Irrte Ceretic oder flog eine zarte Röte über ihr Gesicht? Nein, er musste sich in der dunklen Halle geirrt haben.
„Wir haben uns in Feddersen getroffen, aber da wart Ihr viel zu beschäftigt, um mich zu bemerken. Ihr habt ein Lied aus Eurer Heimat vorgetragen – so eine klare Stimme wie Eure und solche Musik habe ich noch nie gehört. Auch etliche noble Männer, die etwas von diesen Dingen verstehen, bestätigten später öffentlich, sie hätten nie ein besseres Lied vernommen.“
Ceretic bemühte sich um eine passende Erwiderung, damit er nicht wie ein ungalanter Trottel dastand. „Verdammt“, murmelte er.
Das Mädchen schien nicht sicher, ob es ihn richtig verstanden hatte und hob erstaunt die Augenbrauen. Ceretic schluckte hart. Er hätte sich ohrfeigen können.
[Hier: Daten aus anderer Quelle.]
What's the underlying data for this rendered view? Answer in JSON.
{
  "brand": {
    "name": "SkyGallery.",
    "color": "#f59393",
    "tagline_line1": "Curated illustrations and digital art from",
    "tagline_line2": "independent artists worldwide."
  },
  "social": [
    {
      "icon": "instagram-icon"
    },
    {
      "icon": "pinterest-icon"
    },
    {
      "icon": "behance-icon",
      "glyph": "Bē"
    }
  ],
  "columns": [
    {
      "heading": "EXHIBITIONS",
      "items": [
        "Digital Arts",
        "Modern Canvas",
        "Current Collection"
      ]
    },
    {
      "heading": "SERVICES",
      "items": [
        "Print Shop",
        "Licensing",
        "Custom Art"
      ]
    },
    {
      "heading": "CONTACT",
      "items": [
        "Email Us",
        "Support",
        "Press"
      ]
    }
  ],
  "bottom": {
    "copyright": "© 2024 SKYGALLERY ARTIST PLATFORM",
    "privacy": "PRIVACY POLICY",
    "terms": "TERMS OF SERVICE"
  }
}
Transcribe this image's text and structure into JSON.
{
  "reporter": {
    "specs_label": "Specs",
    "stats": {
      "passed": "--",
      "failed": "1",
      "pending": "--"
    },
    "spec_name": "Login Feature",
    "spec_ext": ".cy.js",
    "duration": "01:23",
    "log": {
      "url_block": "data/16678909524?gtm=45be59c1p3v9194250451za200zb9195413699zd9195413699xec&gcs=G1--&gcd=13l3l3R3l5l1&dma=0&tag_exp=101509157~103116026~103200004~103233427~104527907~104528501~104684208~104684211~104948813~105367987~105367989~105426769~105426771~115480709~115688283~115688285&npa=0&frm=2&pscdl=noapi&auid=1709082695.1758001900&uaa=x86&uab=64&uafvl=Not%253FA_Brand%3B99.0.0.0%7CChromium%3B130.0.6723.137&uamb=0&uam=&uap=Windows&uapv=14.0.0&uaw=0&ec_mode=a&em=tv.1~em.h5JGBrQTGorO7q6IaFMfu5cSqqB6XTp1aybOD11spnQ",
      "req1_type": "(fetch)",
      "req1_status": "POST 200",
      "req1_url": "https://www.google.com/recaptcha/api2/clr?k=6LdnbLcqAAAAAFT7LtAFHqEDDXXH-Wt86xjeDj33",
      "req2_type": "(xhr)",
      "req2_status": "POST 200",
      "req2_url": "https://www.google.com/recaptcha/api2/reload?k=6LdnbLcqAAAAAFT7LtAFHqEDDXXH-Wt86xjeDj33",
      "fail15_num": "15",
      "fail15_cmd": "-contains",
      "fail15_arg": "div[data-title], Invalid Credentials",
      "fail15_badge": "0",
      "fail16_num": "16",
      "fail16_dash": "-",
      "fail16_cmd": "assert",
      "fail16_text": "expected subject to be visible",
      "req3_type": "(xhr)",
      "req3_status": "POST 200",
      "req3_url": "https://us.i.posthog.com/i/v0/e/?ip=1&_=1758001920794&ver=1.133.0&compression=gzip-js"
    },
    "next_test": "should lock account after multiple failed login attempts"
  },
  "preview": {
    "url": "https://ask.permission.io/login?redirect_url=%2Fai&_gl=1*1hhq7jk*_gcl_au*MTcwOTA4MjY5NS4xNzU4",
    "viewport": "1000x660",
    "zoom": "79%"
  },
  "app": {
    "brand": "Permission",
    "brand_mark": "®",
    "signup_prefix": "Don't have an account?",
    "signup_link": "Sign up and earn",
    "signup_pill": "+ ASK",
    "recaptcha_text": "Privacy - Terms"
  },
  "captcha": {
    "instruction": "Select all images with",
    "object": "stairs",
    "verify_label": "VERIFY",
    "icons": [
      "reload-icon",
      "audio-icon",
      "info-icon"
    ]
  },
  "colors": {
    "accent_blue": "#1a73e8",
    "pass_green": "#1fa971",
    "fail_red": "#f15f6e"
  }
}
„Ich bin Euch schon begegnet und habe Euch nicht bemerkt?“, fragte er schließlich. „Wenn meine Aufgaben mich so in Beschlag nehmen, dass mir solche Anmut wie die Eure nicht auffällt, dann bin ich pflichtbewusster als ich mir je vorstellen konnte.“ Und definitiv pflichtbewusster als ich dachte, fügte er in Gedanken hinzu. Ziemlich plump, aber die junge Sächsin errötete schon wieder, demnach war sein Gestammel wohl doch nicht so übel gewesen.
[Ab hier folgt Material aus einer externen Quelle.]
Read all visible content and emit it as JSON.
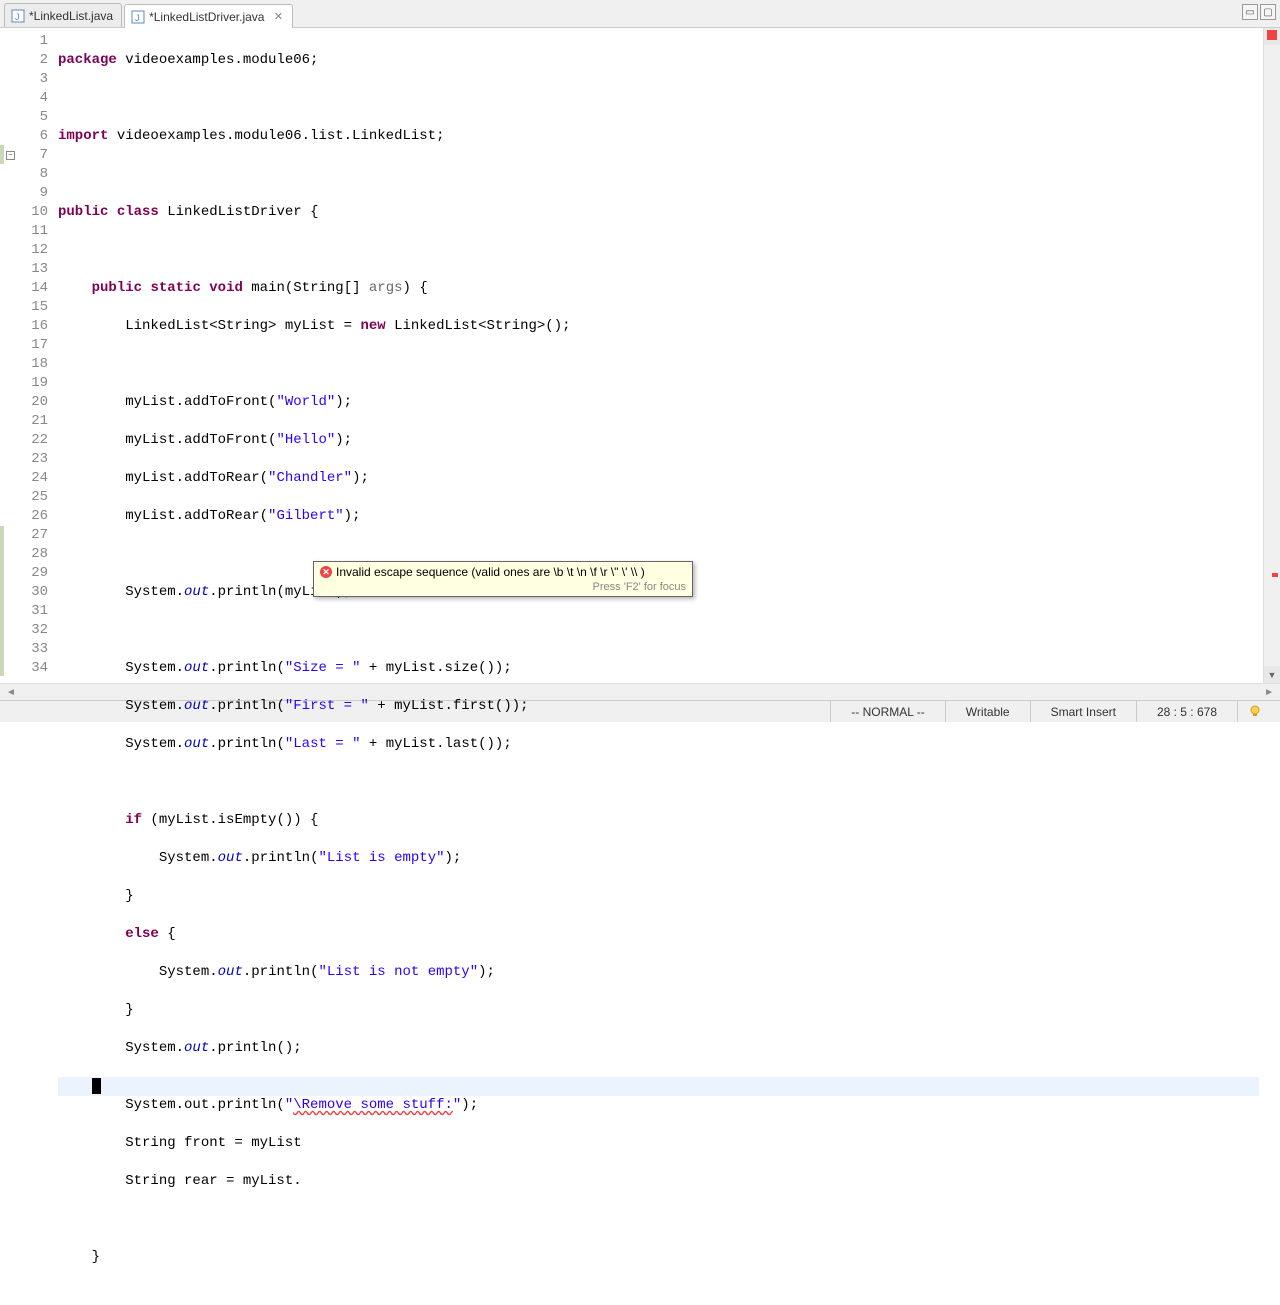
{
  "tabs": [
    {
      "label": "*LinkedList.java",
      "active": false
    },
    {
      "label": "*LinkedListDriver.java",
      "active": true
    }
  ],
  "lines": {
    "count": 34,
    "folds": [
      7
    ],
    "errors": [
      29
    ],
    "current": 28
  },
  "code": {
    "l1_package": "package",
    "l1_pkg": " videoexamples.module06;",
    "l3_import": "import",
    "l3_rest": " videoexamples.module06.list.LinkedList;",
    "l5_public": "public",
    "l5_class": "class",
    "l5_name": " LinkedListDriver {",
    "l7_public": "public",
    "l7_static": "static",
    "l7_void": "void",
    "l7_main": " main(String[] ",
    "l7_args": "args",
    "l7_end": ") {",
    "l8_a": "        LinkedList<String> myList = ",
    "l8_new": "new",
    "l8_b": " LinkedList<String>();",
    "l10": "        myList.addToFront(",
    "l10s": "\"World\"",
    "l10e": ");",
    "l11": "        myList.addToFront(",
    "l11s": "\"Hello\"",
    "l11e": ");",
    "l12": "        myList.addToRear(",
    "l12s": "\"Chandler\"",
    "l12e": ");",
    "l13": "        myList.addToRear(",
    "l13s": "\"Gilbert\"",
    "l13e": ");",
    "l15a": "        System.",
    "out": "out",
    "l15b": ".println(myList);",
    "l17b": ".println(",
    "l17s": "\"Size = \"",
    "l17c": " + myList.size());",
    "l18s": "\"First = \"",
    "l18c": " + myList.first());",
    "l19s": "\"Last = \"",
    "l19c": " + myList.last());",
    "l21a": "        ",
    "l21if": "if",
    "l21b": " (myList.isEmpty()) {",
    "l22a": "            System.",
    "l22s": "\"List is empty\"",
    "l22e": ");",
    "l23": "        }",
    "l24a": "        ",
    "l24else": "else",
    "l24b": " {",
    "l25s": "\"List is not empty\"",
    "l26": "        }",
    "l27b": ".println();",
    "l29a": "        System.out.println(",
    "l29s1": "\"",
    "l29err": "\\Remove some stuff:",
    "l29s2": "\"",
    "l29e": ");",
    "l30": "        String front = myList",
    "l31": "        String rear = myList.",
    "l33": "    }"
  },
  "tooltip": {
    "message": "Invalid escape sequence (valid ones are  \\b  \\t  \\n  \\f  \\r  \\\"  \\'  \\\\ )",
    "hint": "Press 'F2' for focus"
  },
  "status": {
    "mode": "-- NORMAL --",
    "writable": "Writable",
    "insert": "Smart Insert",
    "pos": "28 : 5 : 678"
  }
}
Dann legte sie die Stirn in Falten und richtete sich kerzengerade auf. „Ihr seid ein Dichter, der sich auf Worte versteht“, bemerkte sie kühl, drehte sie sich um und stolzierte aus der Halle. Ceretic blickte ihr noch eine ganze Weile verwirrt hinterher.
Dithmarschen, Mai 441
Ordulf
„Kommst du mit? Wolderich hat einen Gast, der allen freien Sachsen etwas mitzuteilen hat. Heute Nachmittag wird er in Fahrstedt sprechen.“ Aufgeregt lief Ordulf über den Hof. Nach der schlimmen Flut vor einer Woche, bei der sie drei volle Tage vom Meer eingeschlossen auf ihrer Wurt hatten ausharren müssen, war er nun voller Tatendrang.
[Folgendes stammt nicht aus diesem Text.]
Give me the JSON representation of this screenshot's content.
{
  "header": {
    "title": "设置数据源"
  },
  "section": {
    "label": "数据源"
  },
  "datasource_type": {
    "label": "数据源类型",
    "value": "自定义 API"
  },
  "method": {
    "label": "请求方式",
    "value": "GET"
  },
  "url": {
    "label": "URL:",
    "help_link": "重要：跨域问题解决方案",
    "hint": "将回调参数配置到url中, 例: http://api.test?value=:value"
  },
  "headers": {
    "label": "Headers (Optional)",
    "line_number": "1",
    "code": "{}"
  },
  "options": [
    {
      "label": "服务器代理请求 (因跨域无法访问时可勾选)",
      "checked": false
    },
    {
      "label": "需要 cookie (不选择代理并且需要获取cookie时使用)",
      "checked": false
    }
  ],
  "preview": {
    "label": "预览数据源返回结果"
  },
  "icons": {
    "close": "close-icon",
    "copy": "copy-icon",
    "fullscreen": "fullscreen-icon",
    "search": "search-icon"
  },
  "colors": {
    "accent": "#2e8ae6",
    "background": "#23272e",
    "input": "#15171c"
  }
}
„Kümmere dich erst um die Schafe“, rief sein ältester Bruder, der wie sein Vater und Großvater Swæn hieß, missbilligend. „Oder hilf mir.“ Er mühte sich gerade mit einem großen Ast ab, den die Sturmflut auf ihrer Weide zurückgelassen hatte. Aus dem Treibholz sollte ein neuer Türpfosten entstehen. Aber Ordulf war schon fort, um nach Agill, seinem nächst älteren Bruder, zu suchen.
Am Nachmittag schlossen sich ihm dann aber doch beide Brüder an. Ordulf hatte seine besten Kleider angelegt und schritt eilig voraus. Es war kein weiter Weg und in der flachen Marsch konnten sie die hoch aufragende Wurt der Wolderichsmannen nicht verfehlen. Auf dem großen Hof angekommen, schaute Ordulf sich gespannt um. Zwischen dem Langhaus mit den Stallungen und den dicht gedrängten Katen der Knechte und entfernteren Verwandten Wolderichs, blieb ein runder Platz frei, der zum Zusammentreiben des Viehs oder für Versammlungen genutzt wurde. Darauf befand sich bereits eine ansehnliche Schar meist junger Männer.
„Seht nur“, raunte Ordulf seinen Brüdern zu. „Der dort drüben mit der Lederkappe kommt doch aus der Nordermarsch. Und sogar Leute von der Geest sind da!“
Swæn stieß ihn als Antwort nur stumm in die Seite und winkte mit dem Kopf noch weiter nach rechts hinüber. Ordulf blickte in die angedeutete Richtung und kniff die Augen zusammen, um schärfer zu sehen. Dann erkannte er ihn auch: Hoger, einer der Führer des Ebbingemannengeschlechts.